RE: "evil, that is highly destructive acts."
There you go away, treating them as of a piece (is that what permanency of attribution means?). Well, the highly destructive act of blowing up old office buildings might not be evil if it's done to make room for low-cost public housing.
Karl, does your last remark imply that you and others choose what is and what is not described as good. What if the building contains a hundred bats who subsequently die when the building is blown up. I'm not treating each act as a piece, and at this point I'm not sure what our debate is about.

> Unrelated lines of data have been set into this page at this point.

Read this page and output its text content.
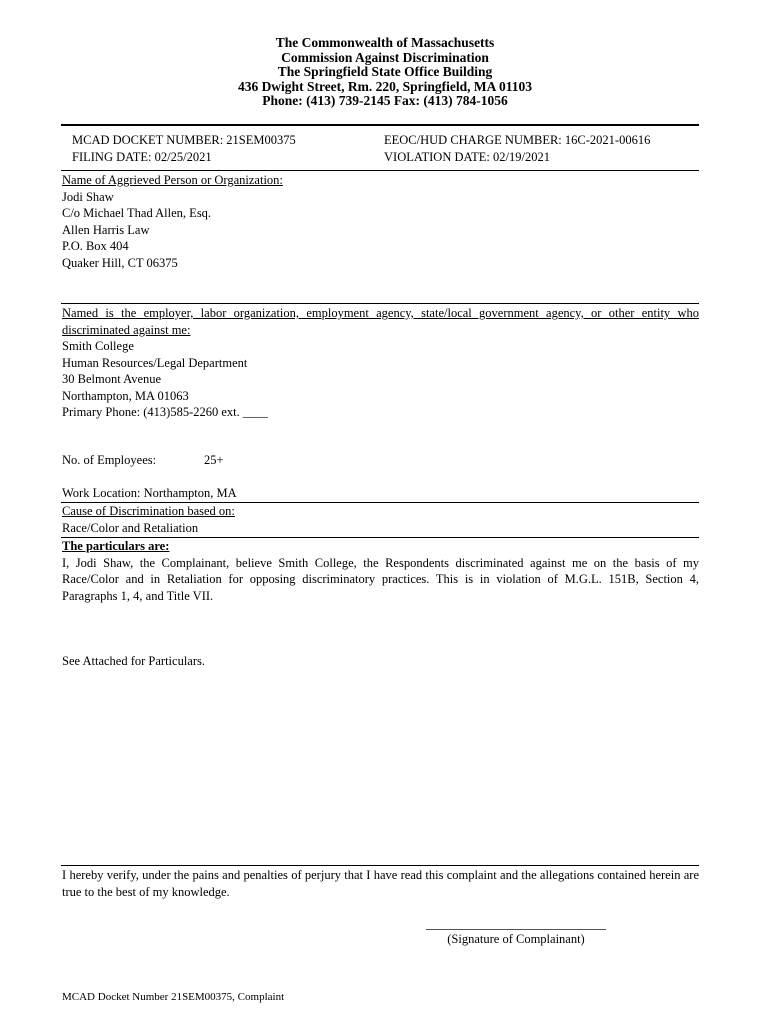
The Commonwealth of Massachusetts
Commission Against Discrimination
The Springfield State Office Building
436 Dwight Street, Rm. 220, Springfield, MA 01103
Phone: (413) 739-2145 Fax: (413) 784-1056
MCAD DOCKET NUMBER: 21SEM00375
FILING DATE: 02/25/2021
EEOC/HUD CHARGE NUMBER: 16C-2021-00616
VIOLATION DATE: 02/19/2021
Name of Aggrieved Person or Organization:
Jodi Shaw
C/o Michael Thad Allen, Esq.
Allen Harris Law
P.O. Box 404
Quaker Hill, CT 06375
Named is the employer, labor organization, employment agency, state/local government agency, or other entity who discriminated against me:
Smith College
Human Resources/Legal Department
30 Belmont Avenue
Northampton, MA 01063
Primary Phone: (413)585-2260 ext. ____
No. of Employees:	25+
Work Location: Northampton, MA
Cause of Discrimination based on:
Race/Color and Retaliation
The particulars are:
I, Jodi Shaw, the Complainant, believe Smith College, the Respondents discriminated against me on the basis of my Race/Color and in Retaliation for opposing discriminatory practices. This is in violation of M.G.L. 151B, Section 4, Paragraphs 1, 4, and Title VII.
See Attached for Particulars.
I hereby verify, under the pains and penalties of perjury that I have read this complaint and the allegations contained herein are true to the best of my knowledge.
(Signature of Complainant)
MCAD Docket Number 21SEM00375, Complaint
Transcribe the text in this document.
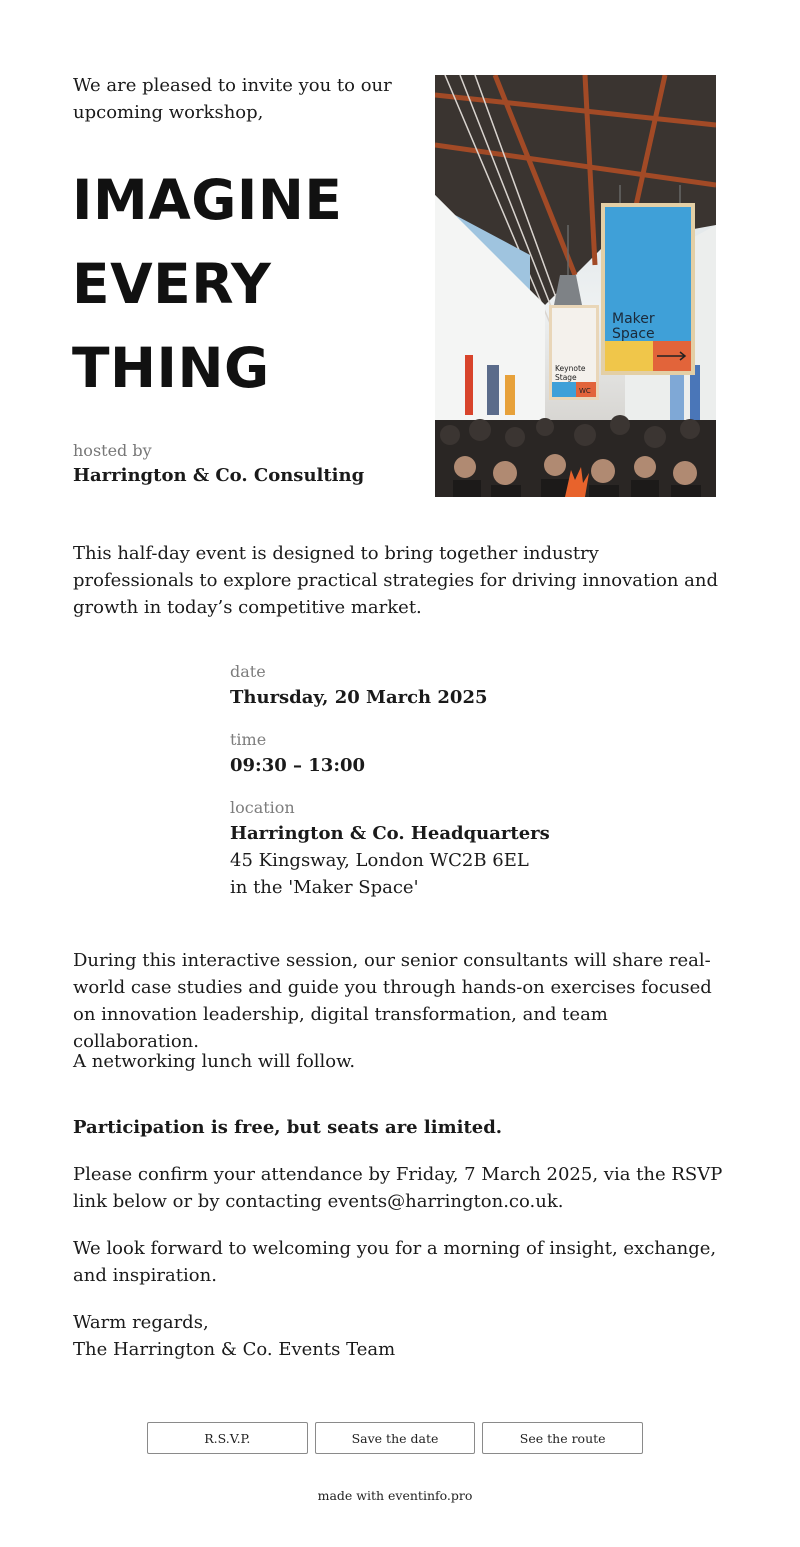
We are pleased to invite you to our upcoming workshop,
IMAGINE
EVERY
THING
hosted by
Harrington & Co. Consulting
Keynote
Stage
WC
Maker
Space

This half-day event is designed to bring together industry professionals to explore practical strategies for driving innovation and growth in today’s competitive market.

date
Thursday, 20 March 2025
time
09:30 – 13:00
location
Harrington & Co. Headquarters
45 Kingsway, London WC2B 6EL
in the 'Maker Space'

During this interactive session, our senior consultants will share real-world case studies and guide you through hands-on exercises focused on innovation leadership, digital transformation, and team collaboration.

A networking lunch will follow.

Participation is free, but seats are limited.

Please confirm your attendance by Friday, 7 March 2025, via the RSVP link below or by contacting events@harrington.co.uk.

We look forward to welcoming you for a morning of insight, exchange, and inspiration.

Warm regards,
The Harrington & Co. Events Team
R.S.V.P.	Save the date	See the route
made with eventinfo.pro
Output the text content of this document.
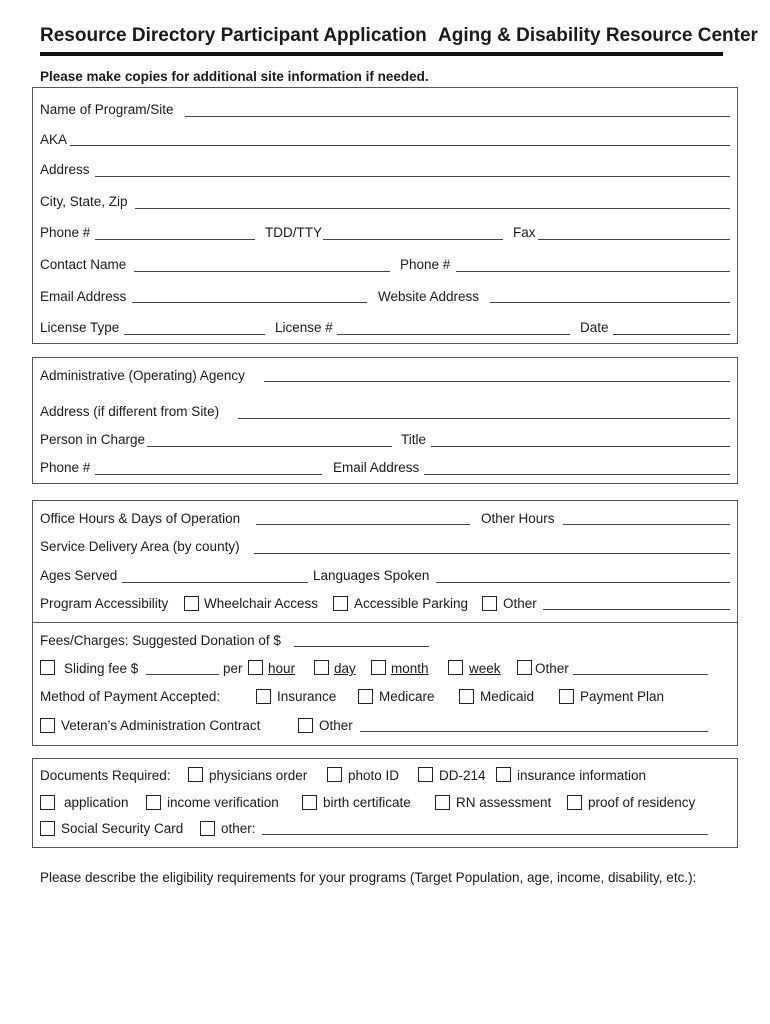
Resource Directory Participant Application Aging & Disability Resource Center
Please make copies for additional site information if needed.
Name of Program/Site
AKA
Address
City, State, Zip
Phone #	TDD/TTY	Fax
Contact Name	Phone #
Email Address	Website Address
License Type	License #	Date
Administrative (Operating) Agency
Address (if different from Site)
Person in Charge	Title
Phone #	Email Address
Office Hours & Days of Operation	Other Hours
Service Delivery Area (by county)
Ages Served	Languages Spoken
Program Accessibility	Wheelchair Access	Accessible Parking	Other
Fees/Charges: Suggested Donation of $
Sliding fee $	per hour	day	month	week	Other
Method of Payment Accepted:	Insurance	Medicare	Medicaid	Payment Plan
Veteran’s Administration Contract	Other
Documents Required:	physicians order	photo ID	DD-214 insurance information
application	income verification	birth certificate	RN assessment	proof of residency
Social Security Card	other:
Please describe the eligibility requirements for your programs (Target Population, age, income, disability, etc.):
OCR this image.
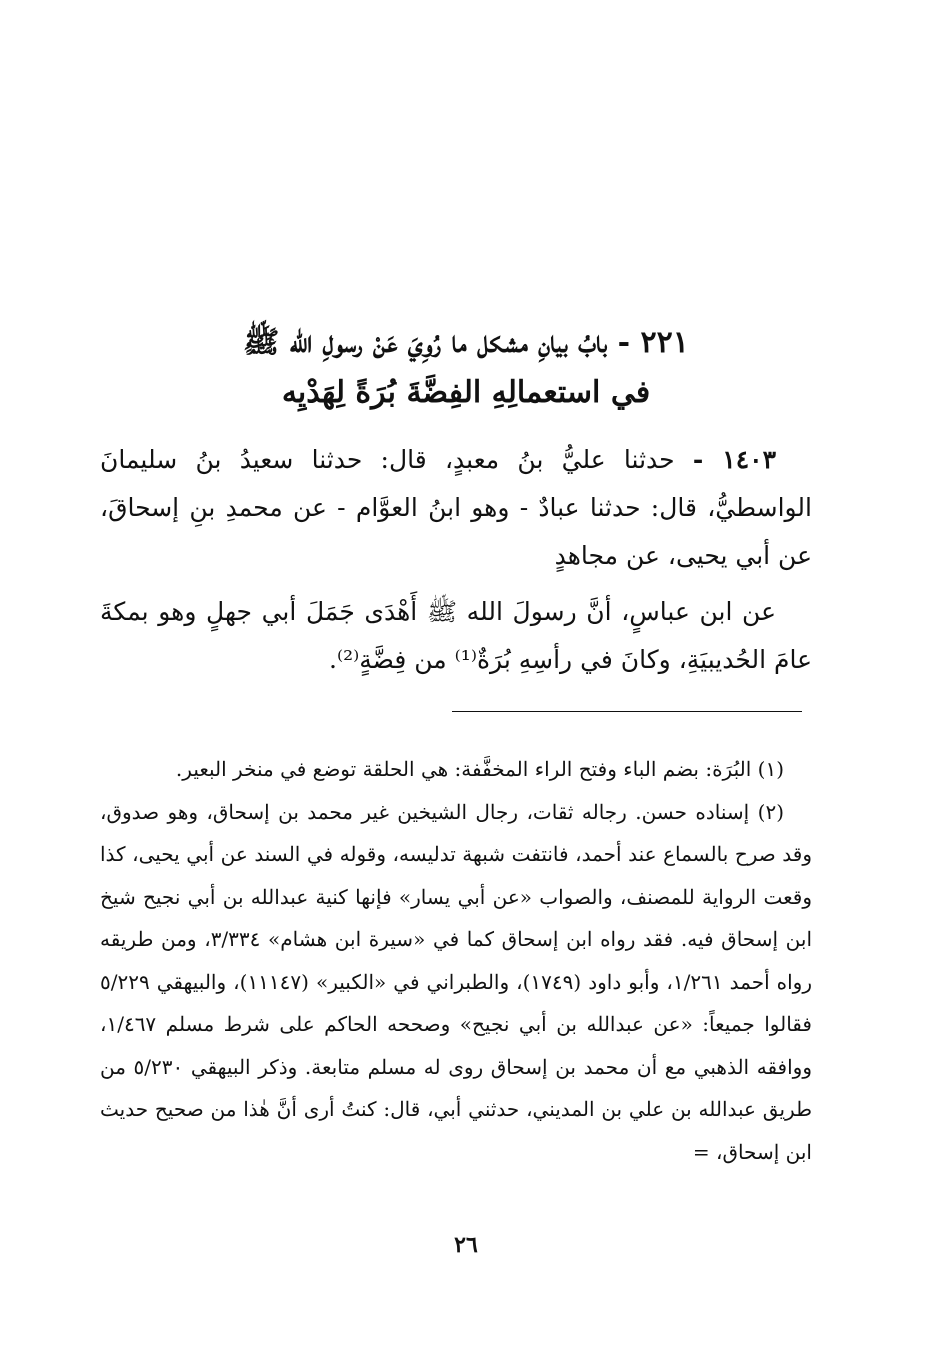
٢٢١ - بابُ بيانِ مشكل ما رُوِيَ عَنْ رسولِ الله ﷺ
في استعمالِهِ الفِضَّةَ بُرَةً لِهَدْيِه

١٤٠٣ - حدثنا عليُّ بنُ معبدٍ، قال: حدثنا سعيدُ بنُ سليمانَ الواسطيُّ، قال: حدثنا عبادٌ - وهو ابنُ العوَّام - عن محمدِ بنِ إسحاقَ، عن أبي يحيى، عن مجاهدٍ

عن ابن عباسٍ، أنَّ رسولَ الله ﷺ أَهْدَى جَمَلَ أبي جهلٍ وهو بمكةَ عامَ الحُديبيَةِ، وكانَ في رأسِهِ بُرَةٌ⁽¹⁾ من فِضَّةٍ⁽²⁾.

(١) البُرَة: بضم الباء وفتح الراء المخفَّفة: هي الحلقة توضع في منخر البعير.

(٢) إسناده حسن. رجاله ثقات، رجال الشيخين غير محمد بن إسحاق، وهو صدوق، وقد صرح بالسماع عند أحمد، فانتفت شبهة تدليسه، وقوله في السند عن أبي يحيى، كذا وقعت الرواية للمصنف، والصواب «عن أبي يسار» فإنها كنية عبدالله بن أبي نجيح شيخ ابن إسحاق فيه. فقد رواه ابن إسحاق كما في «سيرة ابن هشام» ٣/٣٣٤، ومن طريقه رواه أحمد ١/٢٦١، وأبو داود (١٧٤٩)، والطبراني في «الكبير» (١١١٤٧)، والبيهقي ٥/٢٢٩ فقالوا جميعاً: «عن عبدالله بن أبي نجيح» وصححه الحاكم على شرط مسلم ١/٤٦٧، ووافقه الذهبي مع أن محمد بن إسحاق روى له مسلم متابعة. وذكر البيهقي ٥/٢٣٠ من طريق عبدالله بن علي بن المديني، حدثني أبي، قال: كنتُ أرى أنَّ هٰذا من صحيح حديث ابن إسحاق، =

٢٦
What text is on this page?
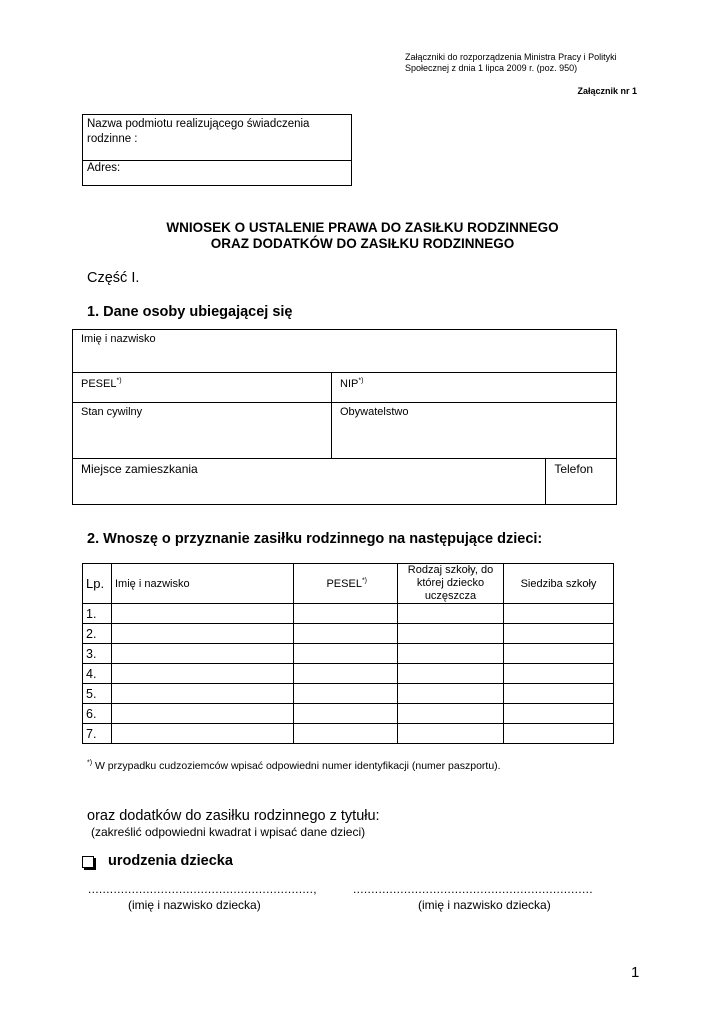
Załączniki do rozporządzenia Ministra Pracy i Polityki
Społecznej z dnia 1 lipca 2009 r. (poz. 950)
Załącznik nr 1
Nazwa podmiotu realizującego świadczenia rodzinne :
Adres:
WNIOSEK O USTALENIE PRAWA DO ZASIŁKU RODZINNEGO
ORAZ DODATKÓW DO ZASIŁKU RODZINNEGO
Część I.
1. Dane osoby ubiegającej się
Imię i nazwisko		
PESEL*)	NIP*)
Stan cywilny	Obywatelstwo	
Miejsce zamieszkania		Telefon
2. Wnoszę o przyznanie zasiłku rodzinnego na następujące dzieci:
Lp.	Imię i nazwisko	PESEL*)	Rodzaj szkoły, do której dziecko uczęszcza	Siedziba szkoły
1.				
2.				
3.				
4.				
5.				
6.				
7.				
*) W przypadku cudzoziemców wpisać odpowiedni numer identyfikacji (numer paszportu).
oraz dodatków do zasiłku rodzinnego z tytułu:
(zakreślić odpowiedni kwadrat i wpisać dane dzieci)
urodzenia dziecka
..............................................................,	..................................................................
(imię i nazwisko dziecka)	(imię i nazwisko dziecka)
1
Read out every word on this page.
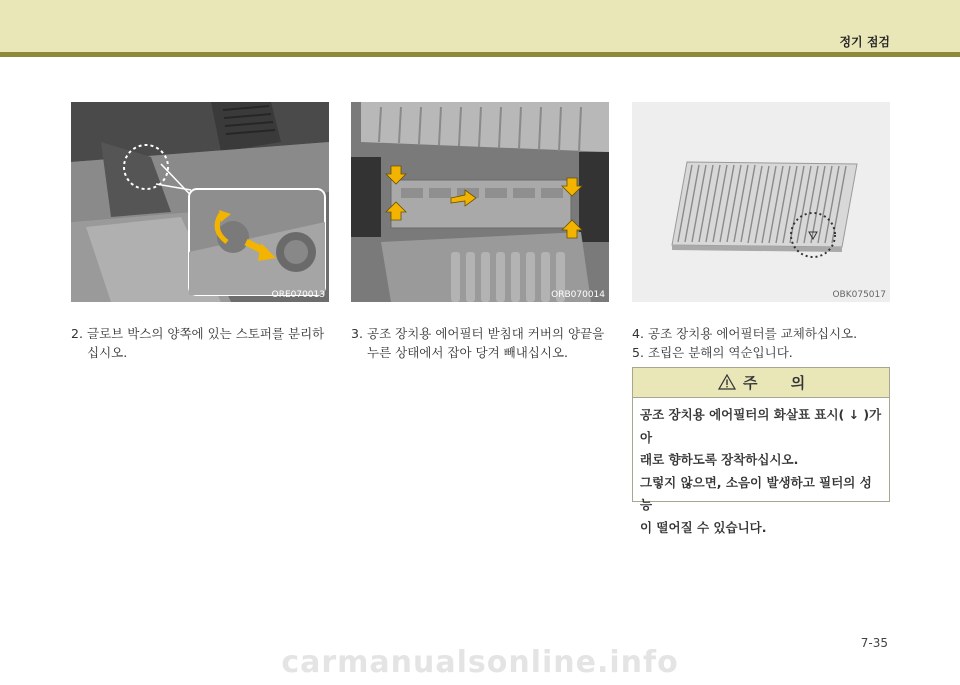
정기 점검
ORE070013	ORB070014	OBK075017
2. 글로브 박스의 양쪽에 있는 스토퍼를 분리하
십시오.
3. 공조 장치용 에어필터 받침대 커버의 양끝을
누른 상태에서 잡아 당겨 빼내십시오.
4. 공조 장치용 에어필터를 교체하십시오.
5. 조립은 분해의 역순입니다.
주 의
공조 장치용 에어필터의 화살표 표시( ↓ )가 아
래로 향하도록 장착하십시오.
그렇지 않으면, 소음이 발생하고 필터의 성능
이 떨어질 수 있습니다.
7-35
carmanualsonline.info
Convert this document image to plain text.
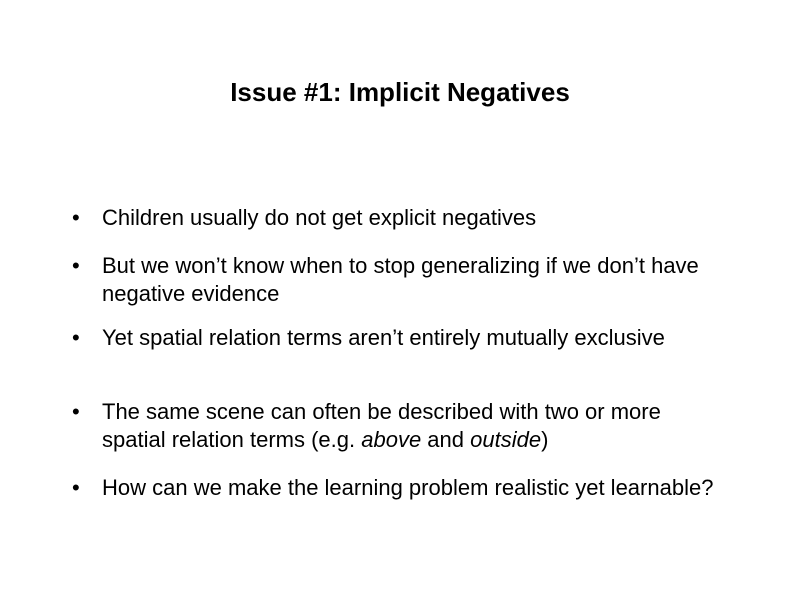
Issue #1: Implicit Negatives
• Children usually do not get explicit negatives

• But we won’t know when to stop generalizing if we don’t have negative evidence

• Yet spatial relation terms aren’t entirely mutually exclusive

• The same scene can often be described with two or more spatial relation terms (e.g. above and outside)

• How can we make the learning problem realistic yet learnable?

At one point you said, Karl, unless I'm mistaken, that good and evil exist as distinctive opposites, which I opposed, now you seem to be saying that I have the view that they are distinctive parts and you oppose such a view. By permanency of attribution thereby a good act is always a good act, which you appeared to be claiming. Providing charity is always a good act, the word is attached to the deed in the same fashion as 'brave warrior'. I opposed that view.
Karl, I referenced a religious argument because again the dichotomy of good and evil that you originally championed seems to me an Abrahamic invention, and once subject to analysis its certainty fades away.
Virtue Ethics. Virtue ethics is a broad term for theories that emphasize the role of character and virtue in moral philosophy rather than either doing one's duty or acting in order to bring about good consequences.
Normally ethics has virtues and evils as taken as good and bad. If we want to live in society, rules should be followed. Some rules may be good to one and some may be bad to other. Ethics are given from top to bottom to mention from God to in between human. Ethics are necessary for each and everyone. If we are in a school or in college, ethics would be respect teacher, be punctual, be sincere, don't argue and be good. If we are in society, respect each other, follow the rules which is acceptable by majority, be amicable to each and every one etc.
Stanley, I don't attach permanent value status to types of acts. Good and evil are conceptual opposites, but it doesn't follow that a type of act that is good on one occasion must also be good on another. So for example, some instances of charity may be good, others not. Sometimes uncompromising toughness is morally called for rather than charity or benevolence. But particular instances of types of acts don't change their value. If it indeed was morally right to have done X at time t, then it remains so. (If I was mistaken about its having been morally right to do X at time t, that is a different matter. Beliefs can be revised but not truth.)